I would say without a doubt that making your own ricotta falls into this camp. You need milk and lemons, and a thermometer and some cheesecloth. You are rewarded with ricotta better than any you have ever purchased, and a gallon of whey that you can use to make soup that is transcendentally delicious, all for the investment of about 30 minutes. Also, it is fascinating. Furthermore, you can then go around saying you know how to make cheese, because you do.
If you would like to try it, head over to see Alana, and know that if you want to end up with about a pound of ricotta, enough to make lasagna ALL BY SELF, then use a gallon of milk and half a cup of lemon juice when you follow her instructions. Heating slowly as she recommends produces a superior texture, so don’t argue with her about the time factor. It still doesn’t take very long.
If you would not like to try it, at this moment, but do want to make a simple winter dessert, then with my blessing go buy some really good ricotta (hint: not in a plastic tub, which is where you and me both can find the kind we use to make a big lasagna for the sixth grade basketball dinner) and go to town this way:
baked pears with ricotta & lemon
serves 4, depending on greed levels and who is watching
4 pears, firm-ripe (Bartlett or Anjou are nice)
1 c excellent ricotta
2-4 T honey
2t lemon juice (a Meyer will reward you tremendously here)
finely grated zest of that lemon (as above)

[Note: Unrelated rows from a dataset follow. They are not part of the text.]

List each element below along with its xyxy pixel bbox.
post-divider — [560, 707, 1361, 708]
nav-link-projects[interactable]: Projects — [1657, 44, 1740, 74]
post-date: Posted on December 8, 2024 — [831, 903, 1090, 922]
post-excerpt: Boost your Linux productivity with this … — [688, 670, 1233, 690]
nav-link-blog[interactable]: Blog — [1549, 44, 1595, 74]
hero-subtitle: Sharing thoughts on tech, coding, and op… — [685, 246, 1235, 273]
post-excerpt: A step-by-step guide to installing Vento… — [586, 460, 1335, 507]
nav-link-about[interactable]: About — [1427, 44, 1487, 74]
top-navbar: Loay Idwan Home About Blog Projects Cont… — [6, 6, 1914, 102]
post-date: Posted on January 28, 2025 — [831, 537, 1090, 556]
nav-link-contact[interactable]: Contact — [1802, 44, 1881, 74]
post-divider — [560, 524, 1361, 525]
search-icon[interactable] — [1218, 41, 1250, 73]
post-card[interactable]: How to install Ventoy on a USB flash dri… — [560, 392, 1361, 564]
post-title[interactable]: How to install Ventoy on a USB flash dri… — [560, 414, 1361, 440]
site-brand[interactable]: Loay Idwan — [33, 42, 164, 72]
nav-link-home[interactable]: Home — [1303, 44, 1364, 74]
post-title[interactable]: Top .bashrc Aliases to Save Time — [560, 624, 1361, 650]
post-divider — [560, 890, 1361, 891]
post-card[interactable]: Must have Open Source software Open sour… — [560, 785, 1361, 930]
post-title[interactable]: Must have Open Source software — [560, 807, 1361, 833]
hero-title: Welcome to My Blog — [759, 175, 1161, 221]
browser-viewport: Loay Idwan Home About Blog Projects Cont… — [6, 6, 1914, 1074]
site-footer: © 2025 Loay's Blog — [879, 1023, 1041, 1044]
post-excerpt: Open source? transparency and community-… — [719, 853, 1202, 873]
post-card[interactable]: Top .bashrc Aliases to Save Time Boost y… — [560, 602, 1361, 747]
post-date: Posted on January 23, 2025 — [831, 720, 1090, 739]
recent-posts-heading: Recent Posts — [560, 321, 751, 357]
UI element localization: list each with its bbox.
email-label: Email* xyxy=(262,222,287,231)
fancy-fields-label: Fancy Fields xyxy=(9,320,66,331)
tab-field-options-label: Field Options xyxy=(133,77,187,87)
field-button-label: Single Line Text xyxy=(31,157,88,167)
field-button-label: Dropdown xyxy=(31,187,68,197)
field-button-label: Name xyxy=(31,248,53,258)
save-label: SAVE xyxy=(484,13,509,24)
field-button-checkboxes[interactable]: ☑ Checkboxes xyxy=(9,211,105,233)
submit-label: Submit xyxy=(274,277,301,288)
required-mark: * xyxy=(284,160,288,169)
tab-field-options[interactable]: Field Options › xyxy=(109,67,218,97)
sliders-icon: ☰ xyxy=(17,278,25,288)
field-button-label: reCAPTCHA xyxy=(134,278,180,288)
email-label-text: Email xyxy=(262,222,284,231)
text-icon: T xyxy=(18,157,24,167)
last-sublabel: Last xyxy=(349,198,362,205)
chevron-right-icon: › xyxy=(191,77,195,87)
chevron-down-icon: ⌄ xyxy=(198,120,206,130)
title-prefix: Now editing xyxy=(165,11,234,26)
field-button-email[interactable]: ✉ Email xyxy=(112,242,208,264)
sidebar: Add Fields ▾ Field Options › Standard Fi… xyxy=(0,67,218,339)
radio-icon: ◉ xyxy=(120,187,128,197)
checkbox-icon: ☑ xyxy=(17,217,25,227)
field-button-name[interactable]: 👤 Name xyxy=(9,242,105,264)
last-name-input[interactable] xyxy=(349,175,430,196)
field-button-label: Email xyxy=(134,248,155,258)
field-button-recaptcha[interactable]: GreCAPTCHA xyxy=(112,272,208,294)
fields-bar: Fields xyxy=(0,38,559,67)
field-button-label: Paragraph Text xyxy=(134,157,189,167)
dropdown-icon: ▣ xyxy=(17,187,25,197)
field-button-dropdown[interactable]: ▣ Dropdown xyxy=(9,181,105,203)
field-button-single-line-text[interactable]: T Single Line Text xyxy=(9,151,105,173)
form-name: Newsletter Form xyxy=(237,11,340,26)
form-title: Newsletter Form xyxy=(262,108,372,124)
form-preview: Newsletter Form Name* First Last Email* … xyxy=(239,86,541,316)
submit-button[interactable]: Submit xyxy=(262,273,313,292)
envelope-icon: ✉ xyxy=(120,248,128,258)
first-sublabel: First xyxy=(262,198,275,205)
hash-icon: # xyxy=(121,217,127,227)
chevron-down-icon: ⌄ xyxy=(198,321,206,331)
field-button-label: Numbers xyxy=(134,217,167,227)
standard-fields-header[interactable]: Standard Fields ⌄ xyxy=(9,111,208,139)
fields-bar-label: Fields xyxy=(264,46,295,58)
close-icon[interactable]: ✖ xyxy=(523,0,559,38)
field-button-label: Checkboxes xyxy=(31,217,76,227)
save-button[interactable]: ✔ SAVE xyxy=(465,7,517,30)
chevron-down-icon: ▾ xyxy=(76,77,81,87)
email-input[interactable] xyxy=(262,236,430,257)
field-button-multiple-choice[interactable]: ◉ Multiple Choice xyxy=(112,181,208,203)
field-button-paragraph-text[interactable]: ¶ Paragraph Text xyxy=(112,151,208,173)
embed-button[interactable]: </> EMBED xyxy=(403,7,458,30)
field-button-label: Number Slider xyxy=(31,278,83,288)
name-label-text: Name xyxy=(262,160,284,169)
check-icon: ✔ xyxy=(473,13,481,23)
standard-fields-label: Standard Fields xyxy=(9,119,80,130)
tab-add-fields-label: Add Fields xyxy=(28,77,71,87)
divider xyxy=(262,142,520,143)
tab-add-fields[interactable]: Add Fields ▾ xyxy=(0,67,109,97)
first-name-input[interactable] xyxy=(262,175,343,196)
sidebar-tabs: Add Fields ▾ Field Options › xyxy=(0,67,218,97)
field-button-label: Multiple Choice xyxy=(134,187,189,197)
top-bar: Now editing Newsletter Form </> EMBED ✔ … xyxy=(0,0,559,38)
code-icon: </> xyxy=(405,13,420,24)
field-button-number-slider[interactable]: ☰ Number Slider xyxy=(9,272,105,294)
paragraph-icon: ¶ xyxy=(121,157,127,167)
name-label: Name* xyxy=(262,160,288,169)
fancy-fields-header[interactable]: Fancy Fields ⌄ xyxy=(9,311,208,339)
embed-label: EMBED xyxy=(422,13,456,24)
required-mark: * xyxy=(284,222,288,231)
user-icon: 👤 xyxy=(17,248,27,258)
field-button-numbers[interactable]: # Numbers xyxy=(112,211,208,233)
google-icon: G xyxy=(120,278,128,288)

butter to grease the baking dish
Generously butter an 8x8 or comparable oven-proof dish. Preheat the oven to 350. Peel the pears, core and quarter them, and put them in the dish. Sprinkle the lemon juice over them, and drizzle about a tablespoon of honey over them, too, and grate the lemon zest over all that. Gob the ricotta here and there on this mess, and drizzle the rest of the honey on top of it all. Bake about 15 minutes, until the pears soften, the cheese browns a little and the juices are bubbling. Try not to burn your mouth. Wag your tail.